I drift closer, as unable to stay away from him as ever. “How do you know which ones to pick?”
“Some are for the gallery, and some are for an exhibition next year in London.” He rolls his eyes. “A retrospective exhibition of my past work.”
“Oh, dear. Hope they don’t ask me to star.” He snorts, and I look at the pictures he’s holding. “Are they ones you don’t like anymore?”
He smiles, puts the pictures in the bag, and then carries on flicking through the pile. “I’m not attached to any of them,” he finally says.
“Really?”
He looks up, startled, and I gesture at a picture of the Sound. He’s captured a moment during a storm when a ray of sunlight escaped the clouds and illuminated the water. It gleams golden where everything else in the picture is turbulent layers of darkness. “I’d definitely keep that.”
“Why?”
“It’s beautiful but threatening at the same time.”
He chuckles. “I can see why that would call to you.” He hands it to me, and I automatically grab it. “It’s yours.”
I blink. “Erm, no, I don’t think so.”
“Why? Don’t you like it after all? Was all that blarney?”
“I love it,” I say awkwardly. “But you can’t give me things, Reuben.”
“Why not? I gave you that hat.”
“This hat is awful, and you didn’t give it to me. Just shoved it on my head and grunted something about cold ears.”
His mouth twitches. “Well, I’m giving you that picture.”
“Why?”
He shrugs awkwardly and looks down at the rack of pictures. “Because I like the idea of you having something of mine.”
I sigh. “Reuben.”
“Anyway, I don’t keep anything for long. You’re doing me a favour.”
I think about asking why but I don’t want to know the answer. Instead, I say lightly, “Well, I haven’t got a house to hang it in, so you’ll have to keep it for me a bit longer.”
He stops and stares at me. “What?”
“A house. I haven’t got one.”
“You’re homeless?”
I snort. “Not quite as dramatic as that. I stay in hotels or short-term rental flats. I’ve just never found anywhere I want to stay permanently. Everywhere gets boring after a while. I like moving around.”
He’s silent for a few seconds. “Well—” He stops to clear his throat. “I hope you finally find your stopping place at some point.”
“Maybe I never will,” I say airily. “It’s not a bad existence, is it?”
“I’d have said that a few years ago, but not anymore.”
“Now you have this place?”
He nods. “It’s home.”
There’s a deep peace in his voice that I’ve never heard before.
I stare at him for a second and then move jerkily away, pretending to look at the artwork.
Now I know what bothers me about the cottage.
It’s his home. It’s where he’s finally chosen to be, and it’s not with me.
A pang of ridiculous grief hits me. It’s like he finally grew up and left me behind.
I have no place in his life now except maybe as a small footnote when once I’d thought I’d be a main chapter.
It’s the way it should be, I remind myself.
It’s the way I thought I wanted it, so the grief startles me.
“Xavier.”
I startle when I realise he’s said my name a few times. “Yes?”
“Look at me.”
I turn reluctantly from my blind study of the pictures. “What?”
“There will always be a place here for you.”

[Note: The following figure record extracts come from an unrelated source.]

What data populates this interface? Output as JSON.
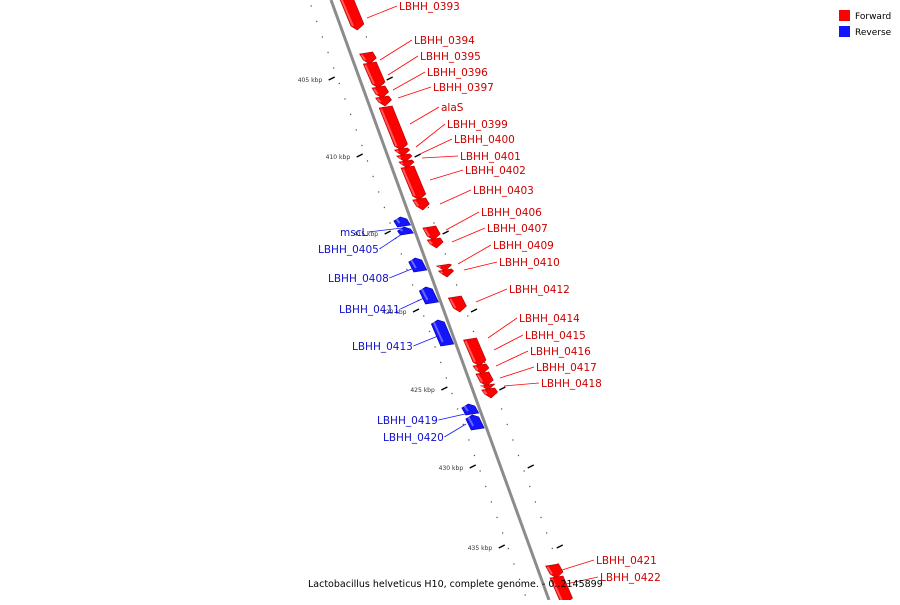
{
  "colors": {
    "forward": "#ff0000",
    "reverse": "#1414ff",
    "backbone": "#8c8c8c",
    "tick": "#000000"
  },
  "legend": {
    "forward_label": "Forward",
    "reverse_label": "Reverse"
  },
  "title": "Lactobacillus helveticus H10, complete genome. - 0..2145899",
  "ticks": [
    {
      "label": "405 kbp"
    },
    {
      "label": "410 kbp"
    },
    {
      "label": "415 kbp"
    },
    {
      "label": "420 kbp"
    },
    {
      "label": "425 kbp"
    },
    {
      "label": "430 kbp"
    },
    {
      "label": "435 kbp"
    }
  ],
  "genes": [
    {
      "name": "LBHH_0393",
      "strand": "forward"
    },
    {
      "name": "LBHH_0394",
      "strand": "forward"
    },
    {
      "name": "LBHH_0395",
      "strand": "forward"
    },
    {
      "name": "LBHH_0396",
      "strand": "forward"
    },
    {
      "name": "LBHH_0397",
      "strand": "forward"
    },
    {
      "name": "alaS",
      "strand": "forward"
    },
    {
      "name": "LBHH_0399",
      "strand": "forward"
    },
    {
      "name": "LBHH_0400",
      "strand": "forward"
    },
    {
      "name": "LBHH_0401",
      "strand": "forward"
    },
    {
      "name": "LBHH_0402",
      "strand": "forward"
    },
    {
      "name": "LBHH_0403",
      "strand": "forward"
    },
    {
      "name": "LBHH_0406",
      "strand": "forward"
    },
    {
      "name": "LBHH_0407",
      "strand": "forward"
    },
    {
      "name": "LBHH_0409",
      "strand": "forward"
    },
    {
      "name": "LBHH_0410",
      "strand": "forward"
    },
    {
      "name": "LBHH_0412",
      "strand": "forward"
    },
    {
      "name": "LBHH_0414",
      "strand": "forward"
    },
    {
      "name": "LBHH_0415",
      "strand": "forward"
    },
    {
      "name": "LBHH_0416",
      "strand": "forward"
    },
    {
      "name": "LBHH_0417",
      "strand": "forward"
    },
    {
      "name": "LBHH_0418",
      "strand": "forward"
    },
    {
      "name": "LBHH_0421",
      "strand": "forward"
    },
    {
      "name": "LBHH_0422",
      "strand": "forward"
    },
    {
      "name": "mscL",
      "strand": "reverse"
    },
    {
      "name": "LBHH_0405",
      "strand": "reverse"
    },
    {
      "name": "LBHH_0408",
      "strand": "reverse"
    },
    {
      "name": "LBHH_0411",
      "strand": "reverse"
    },
    {
      "name": "LBHH_0413",
      "strand": "reverse"
    },
    {
      "name": "LBHH_0419",
      "strand": "reverse"
    },
    {
      "name": "LBHH_0420",
      "strand": "reverse"
    }
  ]
}
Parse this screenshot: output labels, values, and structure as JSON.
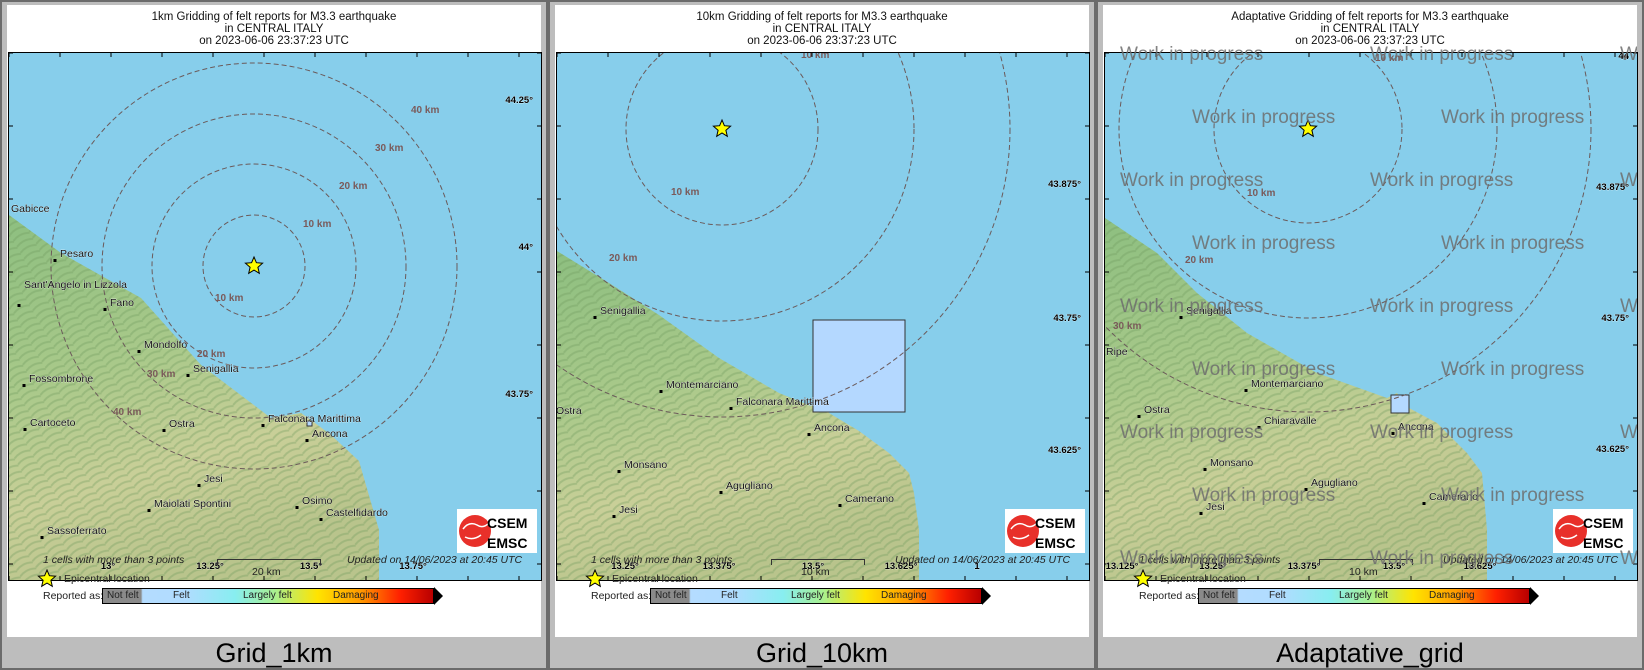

“What are you talking about?”
His face is grave and still, but his eyes are turbulent.
“I made a home here, but there is a place for you too. It’s always been here.
It’s a gap, an empty seat at the table that will never be filled unless it’s by you.
It’s just waiting for you to turn up, unpack and stay, and that will never change. ”
I swallow hard. “But that’s ridiculous,” I whisper. “We were never anything that—”
“We were always something,” he says firmly. “Always.”